The biohacking craze, cold plunges, fasting, dopamine resets, is marketed like self-love, but the data behind it? Mostly men. Cold plunges spike adrenaline and cortisol, great for short-term endurance, especially with men’s cycle working on a 24h cycle but potentially disruptive for female hormonal balance.


But do we get that disclaimer? Of course not. Because even “wellness” follows the same old rule: if it works for men, it must be fine for women.

The Egg, the Sperm, and the Double Standard

For decades, fertility has been branded as a female problem.
We’re told our eggs get old, our clocks are ticking, and our worth declines with time.
But new research shows sperm also deteriorates, with DNA fragmentation, genetic mutations, and fertility risks increasing sharply with age.

And here’s what almost no one talks about: male DNA is primarily responsible for forming the placenta. If sperm is damaged or the father’s environment is toxic, it can cause placental dysfunction and miscarriage.


Yet women are the ones who absorb the grief, shame, and blame. Maybe the biological clock isn’t just ours after all. Maybe science just never wanted to look too closely at the other side of the equation.

Birth Was Never Meant to Be This Way

When I gave birth, it was amazing, primal, raw, exactly what I wanted. But I had to fight for that experience, because modern birth is built for doctors, not mothers. We’re told to lie on our backs, the most unnatural position possible, because it’s easier for them to see what’s going on.

Easier for them, harder for us. And if the chainsaw wasn’t proof enough, let’s remember how far this history of control goes. Medicine took the most sacred, natural experience in the world and mechanized it.

They replaced instinct with interventions, wisdom with fear, and told women to stay quiet through the pain.

Here’s the part no one dares to talk about: birth isn’t meant to be horror, it’s meant to be power. When a woman feels safe, supported, and unafraid, her body releases oxytocin, the same love hormone that fuels connection, pleasure, and orgasm.

That oxytocin surge helps contractions flow, eases pain, and bonds mother and baby.

But you can’t release oxytocin under fluorescent lights, surrounded by masked strangers barking orders.

Your body can only open when you feel held, when you feel loved, when you are surrounded by women. Birth was always a woman’s business.

We were meant to be supported by midwives, sisters, and mothers, not monitored by machines. And yes, a lot of women experience orgasms during birth, not because it’s sexual, but because it’s deeply physiological.

Pleasure, power, and birth share the same pathways. You can be shocked, or you can research it, either way, it’s real.

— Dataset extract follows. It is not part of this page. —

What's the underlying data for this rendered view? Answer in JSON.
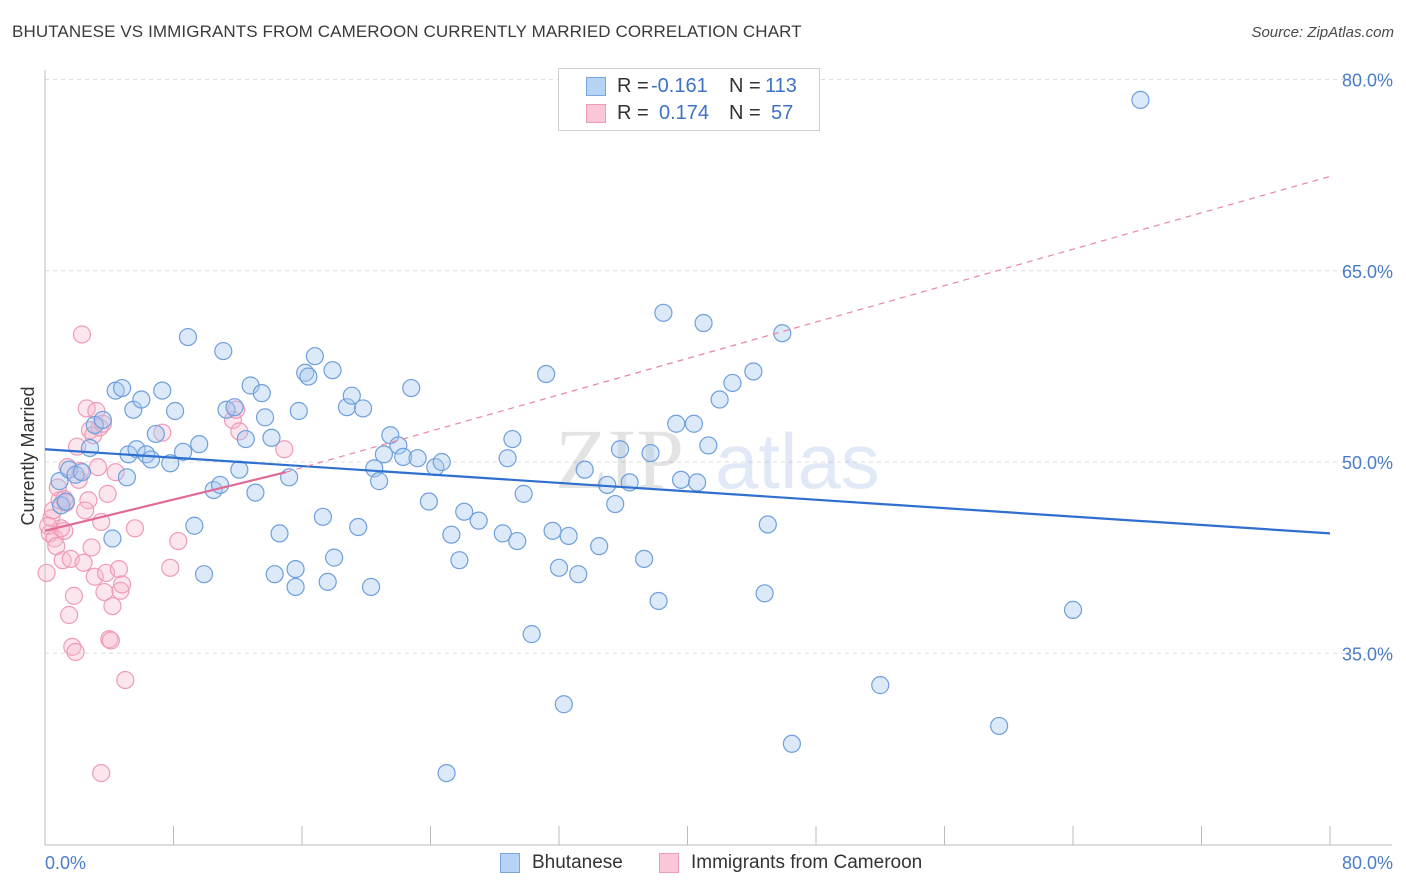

You are not supposed to suffer. You are not supposed to tear. You are not supposed to be traumatized.

When the body is respected, supported, and trusted to do what it’s designed to do, birth can be transcendent, a sacred act of creation, not a medical emergency.
But that truth has been stolen from us, replaced with fear, control, and silence.

Women Deserve Real Medicine, Not Afterthoughts and Adjustments

Everywhere you look, women’s health is dismissed as a niche problem. Our pain? Minimized. Our hormones? Pathologized. Our fertility? Monetized. Take endometriosis, one of the most painful and underdiagnosed diseases on Earth.

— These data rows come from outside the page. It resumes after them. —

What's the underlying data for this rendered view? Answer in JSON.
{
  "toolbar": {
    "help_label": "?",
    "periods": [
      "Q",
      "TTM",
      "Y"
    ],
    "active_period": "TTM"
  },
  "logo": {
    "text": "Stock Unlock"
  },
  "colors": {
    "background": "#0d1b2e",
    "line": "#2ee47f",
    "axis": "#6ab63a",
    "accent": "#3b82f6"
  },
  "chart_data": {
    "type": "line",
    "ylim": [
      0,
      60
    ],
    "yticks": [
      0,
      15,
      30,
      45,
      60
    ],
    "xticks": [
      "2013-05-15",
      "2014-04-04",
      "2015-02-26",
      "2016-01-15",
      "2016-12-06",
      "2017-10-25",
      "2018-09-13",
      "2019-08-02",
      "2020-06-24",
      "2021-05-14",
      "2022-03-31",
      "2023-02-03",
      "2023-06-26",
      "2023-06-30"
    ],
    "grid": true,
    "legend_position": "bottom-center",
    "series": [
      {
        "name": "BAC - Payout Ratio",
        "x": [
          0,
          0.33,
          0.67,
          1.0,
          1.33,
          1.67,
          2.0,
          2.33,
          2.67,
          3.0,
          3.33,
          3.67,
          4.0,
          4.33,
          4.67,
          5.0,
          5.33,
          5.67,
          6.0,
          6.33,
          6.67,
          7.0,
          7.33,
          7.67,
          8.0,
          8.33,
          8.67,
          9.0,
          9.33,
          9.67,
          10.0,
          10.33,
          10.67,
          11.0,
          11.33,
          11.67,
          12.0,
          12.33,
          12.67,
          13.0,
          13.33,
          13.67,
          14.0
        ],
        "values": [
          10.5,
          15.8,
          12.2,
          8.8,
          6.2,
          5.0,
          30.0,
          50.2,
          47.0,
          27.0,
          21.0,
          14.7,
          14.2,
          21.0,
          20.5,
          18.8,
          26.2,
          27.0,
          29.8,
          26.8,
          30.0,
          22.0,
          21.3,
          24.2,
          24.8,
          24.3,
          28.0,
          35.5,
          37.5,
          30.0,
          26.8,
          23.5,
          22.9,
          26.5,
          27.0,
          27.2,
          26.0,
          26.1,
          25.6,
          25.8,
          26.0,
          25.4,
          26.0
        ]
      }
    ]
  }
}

It can cause organs to fuse together, yet women wait years for diagnosis, told it’s “just bad cramps.” The average diagnosis takes almost a decade.

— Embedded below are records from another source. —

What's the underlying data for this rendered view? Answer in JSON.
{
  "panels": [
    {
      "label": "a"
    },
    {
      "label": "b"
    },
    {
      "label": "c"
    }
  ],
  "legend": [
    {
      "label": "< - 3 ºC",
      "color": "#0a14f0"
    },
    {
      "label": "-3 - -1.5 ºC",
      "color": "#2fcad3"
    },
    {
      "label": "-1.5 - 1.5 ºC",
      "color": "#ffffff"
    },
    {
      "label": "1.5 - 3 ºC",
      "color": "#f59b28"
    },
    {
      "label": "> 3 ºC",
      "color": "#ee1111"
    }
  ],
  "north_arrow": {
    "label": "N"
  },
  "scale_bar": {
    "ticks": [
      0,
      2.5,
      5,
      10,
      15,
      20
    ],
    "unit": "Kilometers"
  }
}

We’ve been conditioned to endure pain that would send most men to the ER and still be called dramatic for it. It’s time to stop shrinking ourselves to fit a system that was never built for us. Medicine needs to start over, with women as the blueprint, not the afterthought.

Because if men could get pregnant, abortion wouldn’t be a debate, it would be a benefit on every health plan. It would be efficient, funded, and probably marketed as self-care.

When pain happens to men, it’s a crisis. When it happens to women, it’s just biology.

This isn’t rage. This is clarity. And now that we see it, we’re not shutting up.

“The thought of women enjoying every part of their existence is so foreign to any modernized society that ever existed.”